Brushfoots are less common, but you will see them around. They include checkerspots, which are reddish orange with squares like checkerboards on their wings. You will also find brushfoot varieties called commas and question marks, which are noticeable because they have strangely shaped angular wings. Admirals and painted ladies are similar in size to monarchs, but they have prominent white spots on the tips of their wings and they have different patterns on their wings.

Getting started

A good way to start observing butterflies is to pick up a field guide with pictures. "The National Audubon Society Field Guide to North American Butterflies" is a classic. Another guide, "Indiana Butterflies and Moths," is helpful if you are just observing in the state.

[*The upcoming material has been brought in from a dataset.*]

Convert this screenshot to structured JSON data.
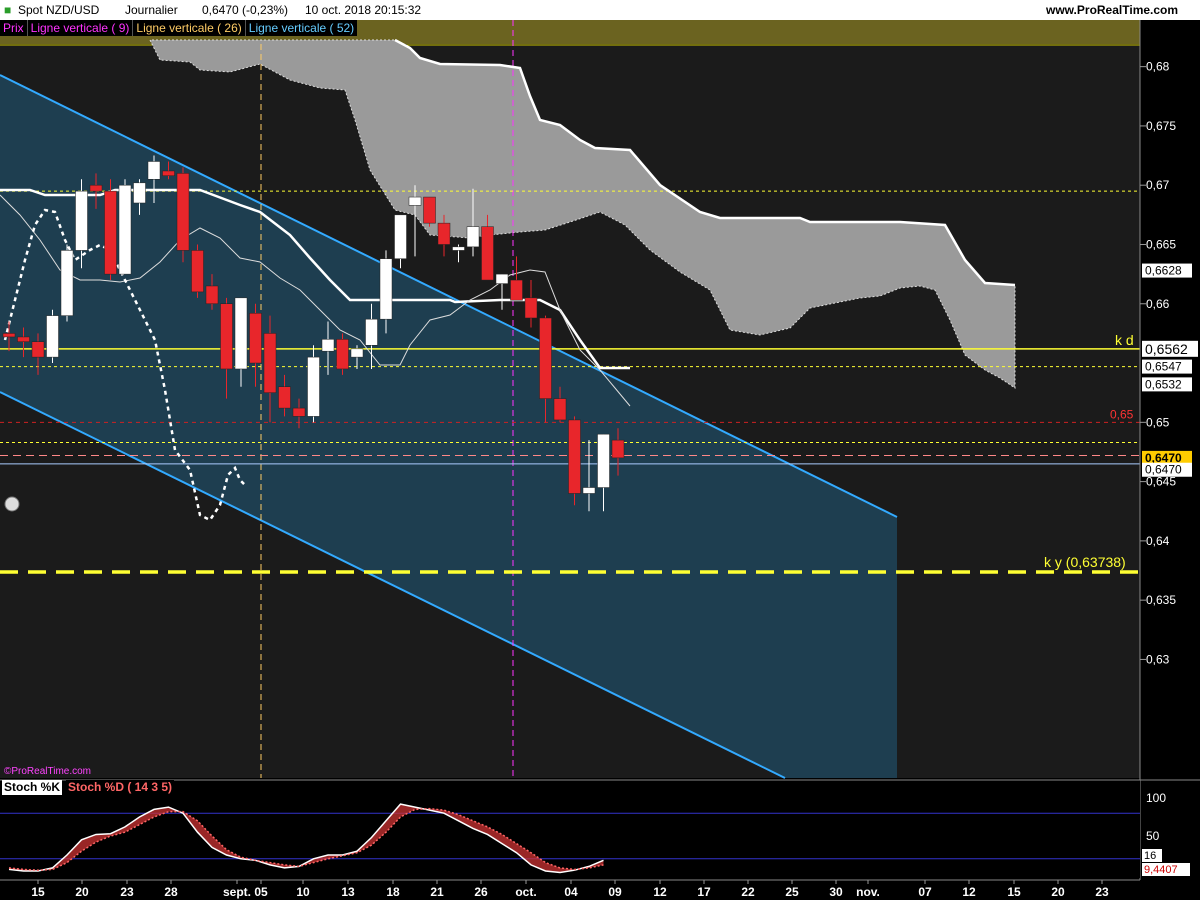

You can also find plenty of information through the Purdue Extension and the Purdue Entomology Department at http://extension.entm.purdue.edu/butterflycount/event.html

The Tippecanoe County Butterfly Encounter on July 17 is also a great way to get started.

"We want to encourage butterfly enthusiasts of all ages and expert levels to come out and join us for this family-friendly event celebrating the beauty and diversity of Indiana butterflies," said Melissa Shepson, educational outreach coordinator for the Purdue Department of Entomology. "Evonik and the Department of Entomology will also host a photography workshop at the habitat shelter from (10 a.m. to noon), so anyone interested in improving their nature photography skills is encouraged to attend."